This repo contains two tangentially related experiments.
-
I needed an excuse to play around with asynchronous programming, so I built a tool to download subsets of MERRA-2 reanalysis data. I added rate and concurrency limiting to avoid hogging server resources.
- I found httpx to be an easier framework to use than aiohttp. Also, I never got aiohttp to work due to an arcane problem with NASA's OAuth (they use an outdated timestamp format in their session cookie that the built-in urllib CookieJar class no longer supports). But httpx worked right out of the box.
-
I also needed an excuse to try the Clickhouse columnar database, so I used the MERRA-2 data from above to test various data compression schemas in Clickhouse.

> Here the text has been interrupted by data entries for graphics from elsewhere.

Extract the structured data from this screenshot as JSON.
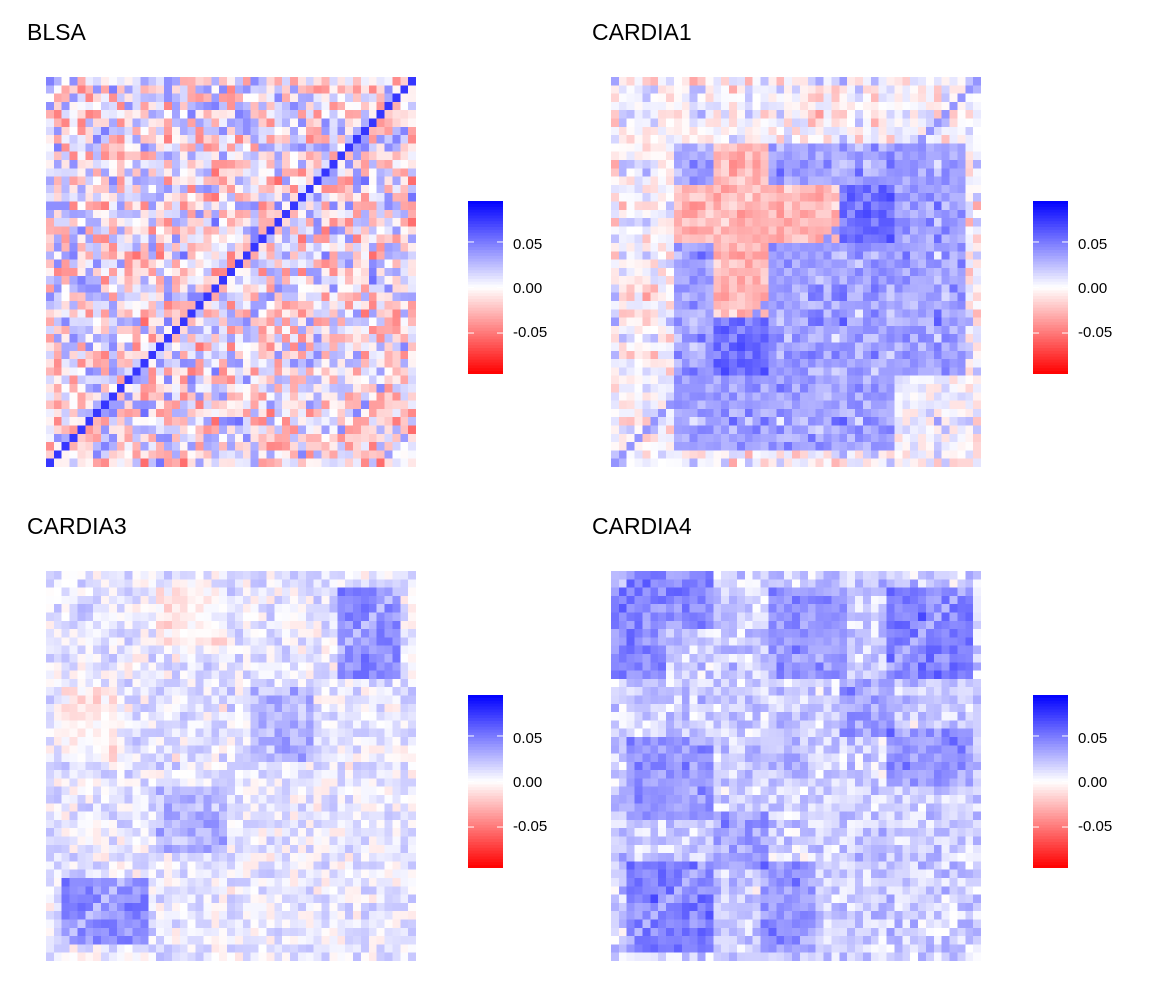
{
  "colors": {
    "negative": "#ff0000",
    "zero": "#ffffff",
    "positive": "#0000ff"
  },
  "colorbar": {
    "min": -0.095,
    "max": 0.095,
    "ticks": [
      {
        "value": 0.05,
        "label": "0.05"
      },
      {
        "value": 0.0,
        "label": "0.00"
      },
      {
        "value": -0.05,
        "label": "-0.05"
      }
    ]
  },
  "chart_data": [
    {
      "type": "heatmap",
      "title": "BLSA",
      "n": 47,
      "diagonal_value": 0.075,
      "pattern": "noisy",
      "blocks": [],
      "value_range": [
        -0.095,
        0.095
      ]
    },
    {
      "type": "heatmap",
      "title": "CARDIA1",
      "n": 47,
      "diagonal_value": 0.04,
      "pattern": "banded",
      "blocks": [
        {
          "rows": [
            8,
            35
          ],
          "cols": [
            8,
            44
          ],
          "mean": 0.035
        },
        {
          "rows": [
            8,
            35
          ],
          "cols": [
            13,
            19
          ],
          "mean": -0.045
        },
        {
          "rows": [
            29,
            35
          ],
          "cols": [
            13,
            19
          ],
          "mean": 0.07
        }
      ],
      "value_range": [
        -0.095,
        0.095
      ]
    },
    {
      "type": "heatmap",
      "title": "CARDIA3",
      "n": 47,
      "diagonal_value": 0.02,
      "pattern": "mild",
      "blocks": [
        {
          "rows": [
            37,
            44
          ],
          "cols": [
            2,
            12
          ],
          "mean": 0.04
        },
        {
          "rows": [
            14,
            22
          ],
          "cols": [
            26,
            33
          ],
          "mean": 0.025
        },
        {
          "rows": [
            14,
            22
          ],
          "cols": [
            2,
            8
          ],
          "mean": -0.01
        }
      ],
      "value_range": [
        -0.095,
        0.095
      ]
    },
    {
      "type": "heatmap",
      "title": "CARDIA4",
      "n": 47,
      "diagonal_value": 0.025,
      "pattern": "positive-blocks",
      "blocks": [
        {
          "rows": [
            0,
            6
          ],
          "cols": [
            2,
            12
          ],
          "mean": 0.035
        },
        {
          "rows": [
            35,
            45
          ],
          "cols": [
            2,
            12
          ],
          "mean": 0.04
        },
        {
          "rows": [
            20,
            29
          ],
          "cols": [
            2,
            12
          ],
          "mean": 0.03
        },
        {
          "rows": [
            29,
            35
          ],
          "cols": [
            13,
            19
          ],
          "mean": 0.03
        },
        {
          "rows": [
            35,
            45
          ],
          "cols": [
            19,
            25
          ],
          "mean": 0.03
        }
      ],
      "value_range": [
        -0.095,
        0.095
      ]
    }
  ]
}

- I found that for floating point data, the most impactful choice was simply how much false precision to keep. Discarding false precision can make sense (watch out for derivatives!), but the risks of being wrong or not anticipating a future use case generally outweigh the rewards. Disk space is cheap; re-collecting data may not even be possible.
- The choice of compression algorithms in Clickhouse only mattered for floats if data was oversampled or if there were unused bits (trailing zeros) that could be removed. In those cases, the Gorilla XOR codec was most effective.
- A better option for lossy compression of multi-dimensional data would probably be zfp ("jpeg for spatial data").